The biggest key to a movie like this is the writing, and it is mostly top-notch here. I do have to take a small issue with some of the raunchier dialogue, what gives this movie it's R rating. It's not that I was offended, it just feels a little lazy, somehow. Also, it often takes me out of the story, as it feels a little forced. I just don't think most guys really talk that way on a regular basis. Maybe I'm wrong. Luckily, this movie isn't "Superbad" or "Step Brothers," so that element of the film was pretty small.

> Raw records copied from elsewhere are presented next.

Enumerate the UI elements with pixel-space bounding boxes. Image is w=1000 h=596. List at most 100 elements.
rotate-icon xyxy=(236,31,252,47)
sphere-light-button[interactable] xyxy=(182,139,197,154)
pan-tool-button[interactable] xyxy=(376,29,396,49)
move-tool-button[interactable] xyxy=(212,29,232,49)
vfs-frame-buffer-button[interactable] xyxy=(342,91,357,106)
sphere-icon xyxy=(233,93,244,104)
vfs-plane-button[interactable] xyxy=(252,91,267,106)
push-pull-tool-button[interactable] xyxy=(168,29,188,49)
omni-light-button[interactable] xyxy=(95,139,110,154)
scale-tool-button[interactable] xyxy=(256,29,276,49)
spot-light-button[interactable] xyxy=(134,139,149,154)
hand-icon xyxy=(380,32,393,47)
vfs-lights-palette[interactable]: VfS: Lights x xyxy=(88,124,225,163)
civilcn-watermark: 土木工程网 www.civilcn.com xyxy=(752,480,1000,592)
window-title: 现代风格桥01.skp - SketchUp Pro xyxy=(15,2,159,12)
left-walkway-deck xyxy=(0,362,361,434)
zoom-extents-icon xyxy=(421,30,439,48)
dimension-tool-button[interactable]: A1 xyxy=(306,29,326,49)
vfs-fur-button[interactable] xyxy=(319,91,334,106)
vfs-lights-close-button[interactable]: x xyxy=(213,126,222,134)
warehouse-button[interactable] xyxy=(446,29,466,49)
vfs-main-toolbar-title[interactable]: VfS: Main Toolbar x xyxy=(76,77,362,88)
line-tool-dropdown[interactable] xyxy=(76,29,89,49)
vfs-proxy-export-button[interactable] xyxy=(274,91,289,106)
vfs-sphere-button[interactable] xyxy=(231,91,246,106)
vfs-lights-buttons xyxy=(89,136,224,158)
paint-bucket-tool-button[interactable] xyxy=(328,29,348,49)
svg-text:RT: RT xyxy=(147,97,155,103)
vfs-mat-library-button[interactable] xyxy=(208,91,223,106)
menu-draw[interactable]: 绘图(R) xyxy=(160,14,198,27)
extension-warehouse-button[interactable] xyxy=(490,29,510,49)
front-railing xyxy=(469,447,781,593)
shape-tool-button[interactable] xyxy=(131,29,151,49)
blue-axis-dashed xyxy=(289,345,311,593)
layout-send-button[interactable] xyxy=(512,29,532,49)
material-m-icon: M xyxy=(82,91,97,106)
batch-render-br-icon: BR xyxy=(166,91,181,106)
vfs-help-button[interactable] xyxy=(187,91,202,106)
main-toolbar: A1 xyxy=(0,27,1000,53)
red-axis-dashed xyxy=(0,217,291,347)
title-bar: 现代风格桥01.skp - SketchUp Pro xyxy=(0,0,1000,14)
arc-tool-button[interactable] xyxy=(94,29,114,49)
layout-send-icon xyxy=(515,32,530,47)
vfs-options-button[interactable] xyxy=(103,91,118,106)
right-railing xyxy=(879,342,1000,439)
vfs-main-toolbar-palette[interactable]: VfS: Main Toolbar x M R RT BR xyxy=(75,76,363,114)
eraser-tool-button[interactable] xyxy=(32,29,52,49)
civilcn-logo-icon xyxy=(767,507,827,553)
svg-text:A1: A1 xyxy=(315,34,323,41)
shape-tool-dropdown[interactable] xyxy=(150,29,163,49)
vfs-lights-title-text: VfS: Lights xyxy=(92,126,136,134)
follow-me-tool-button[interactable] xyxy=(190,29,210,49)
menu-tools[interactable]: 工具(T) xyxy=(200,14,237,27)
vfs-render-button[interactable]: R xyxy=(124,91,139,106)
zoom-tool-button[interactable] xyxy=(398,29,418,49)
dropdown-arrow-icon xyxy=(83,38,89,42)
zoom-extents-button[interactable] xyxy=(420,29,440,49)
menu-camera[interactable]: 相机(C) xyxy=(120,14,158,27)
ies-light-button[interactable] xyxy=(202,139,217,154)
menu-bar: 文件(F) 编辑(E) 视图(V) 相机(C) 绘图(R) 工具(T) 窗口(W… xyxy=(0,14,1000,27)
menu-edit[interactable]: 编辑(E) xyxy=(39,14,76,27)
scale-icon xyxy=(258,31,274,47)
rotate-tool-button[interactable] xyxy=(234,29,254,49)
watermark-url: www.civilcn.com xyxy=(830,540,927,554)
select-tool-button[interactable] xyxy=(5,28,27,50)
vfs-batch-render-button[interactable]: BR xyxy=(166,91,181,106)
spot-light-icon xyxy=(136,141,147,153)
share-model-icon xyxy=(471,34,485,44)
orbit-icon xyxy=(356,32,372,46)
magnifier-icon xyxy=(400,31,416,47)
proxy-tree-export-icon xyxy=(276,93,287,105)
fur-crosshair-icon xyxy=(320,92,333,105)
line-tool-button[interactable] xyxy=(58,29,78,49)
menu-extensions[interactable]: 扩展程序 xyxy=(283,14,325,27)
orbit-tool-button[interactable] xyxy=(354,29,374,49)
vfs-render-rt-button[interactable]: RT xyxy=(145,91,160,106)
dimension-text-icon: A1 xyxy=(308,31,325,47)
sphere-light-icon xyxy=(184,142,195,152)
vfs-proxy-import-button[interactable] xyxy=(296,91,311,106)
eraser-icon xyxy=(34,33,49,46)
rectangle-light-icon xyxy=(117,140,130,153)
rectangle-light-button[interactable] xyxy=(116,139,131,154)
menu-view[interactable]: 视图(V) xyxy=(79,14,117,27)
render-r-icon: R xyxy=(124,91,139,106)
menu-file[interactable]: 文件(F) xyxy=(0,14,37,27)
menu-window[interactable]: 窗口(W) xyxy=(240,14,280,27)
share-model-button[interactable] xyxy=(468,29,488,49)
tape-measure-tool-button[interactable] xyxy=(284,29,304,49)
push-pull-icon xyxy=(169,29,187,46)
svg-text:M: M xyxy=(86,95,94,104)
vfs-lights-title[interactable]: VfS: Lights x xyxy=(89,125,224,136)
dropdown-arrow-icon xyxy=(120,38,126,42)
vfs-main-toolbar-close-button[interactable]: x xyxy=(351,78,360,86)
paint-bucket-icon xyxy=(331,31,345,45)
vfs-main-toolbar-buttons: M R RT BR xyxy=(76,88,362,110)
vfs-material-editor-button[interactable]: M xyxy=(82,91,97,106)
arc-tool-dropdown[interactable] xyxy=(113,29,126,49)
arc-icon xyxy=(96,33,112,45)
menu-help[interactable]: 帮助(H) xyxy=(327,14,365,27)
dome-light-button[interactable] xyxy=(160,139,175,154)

The element of the movie that can't be faulted, however, is the acting. Obviously, Seth Rogen is pretty good at playing Seth Rogen, but the two performers that really shine are Gordon-Levitt and Bryce Dallas Howard, as Rachael.
Gordon-Levitt, who most people know from either "3rd Rock from the Sun," or, more recently, "Inception," gives a moving, complex performance as a guy who just can't believe this has happened to him. He's angry, he's in shock, but mostly he's just beat down by the news. It also, however, offers him perspective, and that's really the theme of the movie.
Howard, much as she did in "The Help," plays a character that's a little hard to like, but makes this role much less a caricature and adds a small amount of sympathy. This actress has impressed me more and more with each successive film, making me almost forget the terrible trainwreck that was M. Night Shyamalan's "Lady in the Water."
Anjelica Huston, as Diane, does a fine job, but nothing that really asks her to stretch much. There are two veteran character actors who shine in a couple of very small but dense roles as Adam's chemotherapy friends. Phillip Baker Hall and Matt Frewer are both excellent here.
Despite my earlier irritation, there's no denying that the strongest aspect of the film is the great chemistry between Gordon-Levitt and Rogen.
The interaction between the two of them makes difficult scenes and subject matter bearable, and I wonder how many of the elements are taken directly from real life. There is a moment when Adam is at the end of his rope with Kyle and at a particularly low ebb emotionally. After taking his friend, who has gotten drunk and passed out, home to bed, you can just feel his frustration boiling over. That is, until he sees a dog-eared, heavily underlined book about coping with a cancer patient lying on the bathroom counter. It's a sweet moment of realization for Adam, and I remember thinking, "Wow. Seth Rogen is really trying his hardest."
This was followed by, "Wait. No. Not Seth Rogen -- Kyle. Rogen's just playing a role." But now I wonder ...
"50/50" is rated R for language and sexual situations.
Chris Jenness is a freelance graphic designer, artist and movie buff who lives in Nikiski.